Learning While Walking the Dogs
Most of my spare time isn’t spent at a desk. It’s spent walking the dogs, driving, doing the hundred small errands that fill a day. Text-based study material is useless during any of that.
Piper TTS solved this. It takes the generated explanations and produces spoken audio — natural enough to listen to comfortably, fast enough to generate on demand. Now each exam objective has a corresponding audio file. Load them onto my phone, clip the leads on, and I’m studying VCAP objectives on a Tuesday morning walk through the park. There’s a certain absurdity to learning enterprise virtualisation architecture while waiting for two spaniels to finish investigating a hedge.
There’s something satisfying about a system where the knowledge flows from an official exam guide, through a vector database, into a local AI for explanation, and out through text-to-speech into my earbuds. Every link in that chain runs locally. No API calls to external services. No data leaving my machine.
The Day That Kept Expanding
Today started with a specific annoyance — Claude getting muddled with Apple framework code — and ended with a local AI study system that generates audio learning material for professional certifications.
I didn’t plan any of this as a single project. Each piece solved one problem, and each solution lined you up for the next — like a course where every fence sets the approach for the one after it. Fix the documentation access problem. Realise the fix is general-purpose. Add a local model. Realise the local model can do more than answer code questions. Add study material generation. Realise reading is a bottleneck. Add speech synthesis.
That’s the trajectory that makes local AI exciting right now. Not because any single piece is revolutionary, but because the pieces compose. A vector database is just a database until you connect it to a language model. A language model is just a chatbot until you give it domain-specific knowledge. Text-to-speech is just a novelty until you connect it to generated content worth listening to.
What’s Next
The obvious next step is making the conversation bidirectional. Right now, I ask Qwen questions and it explains things. But real learning isn’t one-directional. The most effective study technique I’ve ever used is being questioned — having someone probe whether I actually understand a concept or just recognise the words.

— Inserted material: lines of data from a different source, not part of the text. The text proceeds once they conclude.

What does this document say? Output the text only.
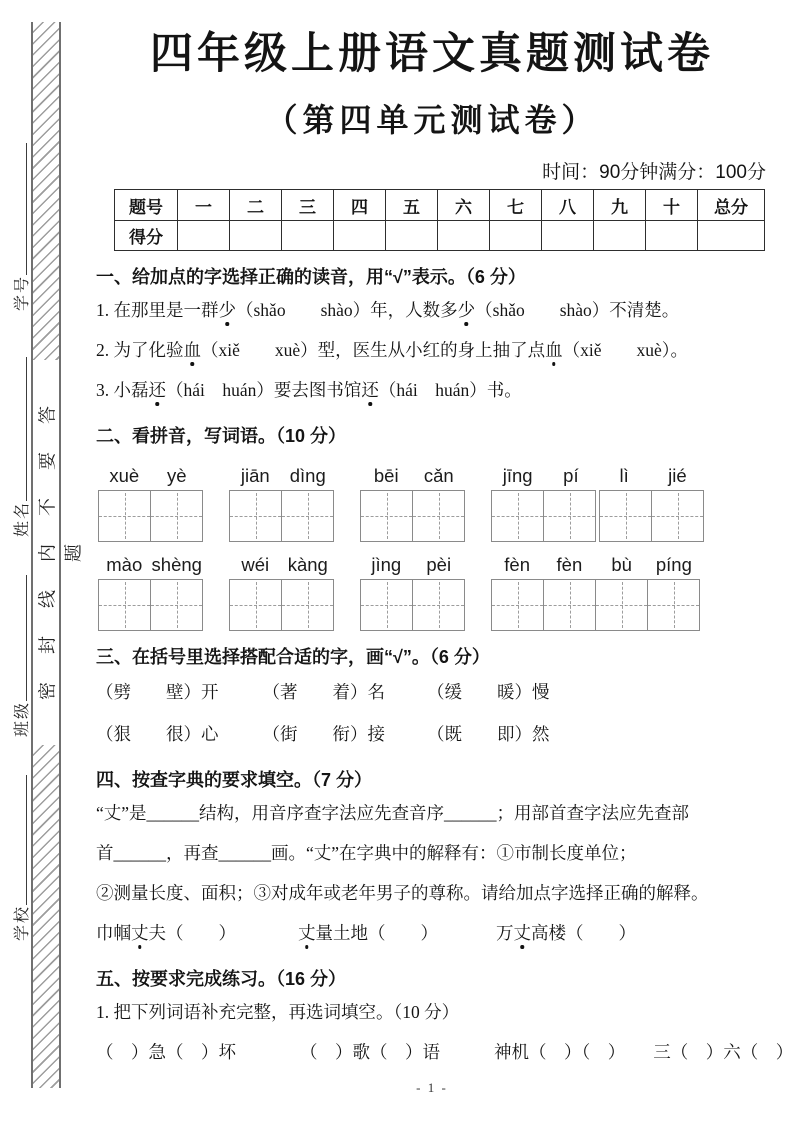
学号
姓名
班级
学校
密封线内不要答题
四年级上册语文真题测试卷
（第四单元测试卷）
时间：90分钟满分：100分
题号	一	二	三	四	五	六	七	八	九	十	总分
得分											
一、给加点的字选择正确的读音，用“√”表示。（6 分）
1. 在那里是一群少（shǎo　　shào）年，人数多少（shǎo　　shào）不清楚。
2. 为了化验血（xiě　　xuè）型，医生从小红的身上抽了点血（xiě　　xuè）。
3. 小磊还（hái　huán）要去图书馆还（hái　huán）书。
二、看拼音，写词语。（10 分）
xuè	yè	jiān	dìng	bēi	cǎn	jīng	pí	lì	jié
mào shèng	wéi	kàng	jìng	pèi	fèn	fèn	bù	píng
三、在括号里选择搭配合适的字，画“√”。（6 分）
（劈　　壁）开	（著　　着）名 （缓　　暖）慢
（狠　　很）心	（街　　衔）接 （既　　即）然
四、按查字典的要求填空。（7 分）
“丈”是______结构，用音序查字法应先查音序______；用部首查字法应先查部
首______，再查______画。“丈”在字典中的解释有：①市制长度单位；
②测量长度、面积；③对成年或老年男子的尊称。请给加点字选择正确的解释。
巾帼丈夫（　　）	丈量土地（　　）	万丈高楼（　　）
五、按要求完成练习。（16 分）
1. 把下列词语补充完整，再选词填空。（10 分）
（　）急（　）坏	（　）歌（　）语	神机（　）（　） 三（　）六（　）
- 1 -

What if Qwen could ask me questions? Present a scenario from the VCAP objectives, ask me to explain the approach, then evaluate my answer against the source material in the knowledge base. Not a quiz with multiple-choice answers. An actual conversation where the AI probes my understanding, identifies gaps, and adapts its questions based on what I get wrong.
That’s not a massive technical leap from where I am today. The knowledge base exists. The conversational model exists. The evaluation capability exists. It’s mostly a matter of building the right prompting and conversation flow to tie them together.
And then there’s the question of where it runs. The Qwen3.5:27b model I’m using needs around 16GB of RAM — fine on my MacBook Air M4 with 32GB, but too large for a phone. However, the iPhone 17 Pro Max ships with 12GB of RAM, and a quantised Qwen3.5:9b model fits comfortably within that. Smaller than the 27B I’m running on the Mac, but backed by a focused knowledge base, a 9B model could hold a genuinely useful technical conversation. The pgvector database lives on my Mac, so the iPhone would need its own lightweight vector store — but for a focused dataset like one exam guide, that’s a solved problem. SQLite with vector extensions runs natively on iOS, and a single collection’s worth of embeddings is small enough to bundle with an app. I wouldn’t need pre-generated audio at all — just me, the dogs, and a pocket-sized subject matter expert. That’s the part I want to test next.
I started this morning with Claude getting muddled over HealthKit. I’m ending it thinking about having conversations with a local AI tutor on my morning walk. Some days the thread just keeps pulling. I should probably walk the actual dogs now. The horse won’t muck out its own stable either.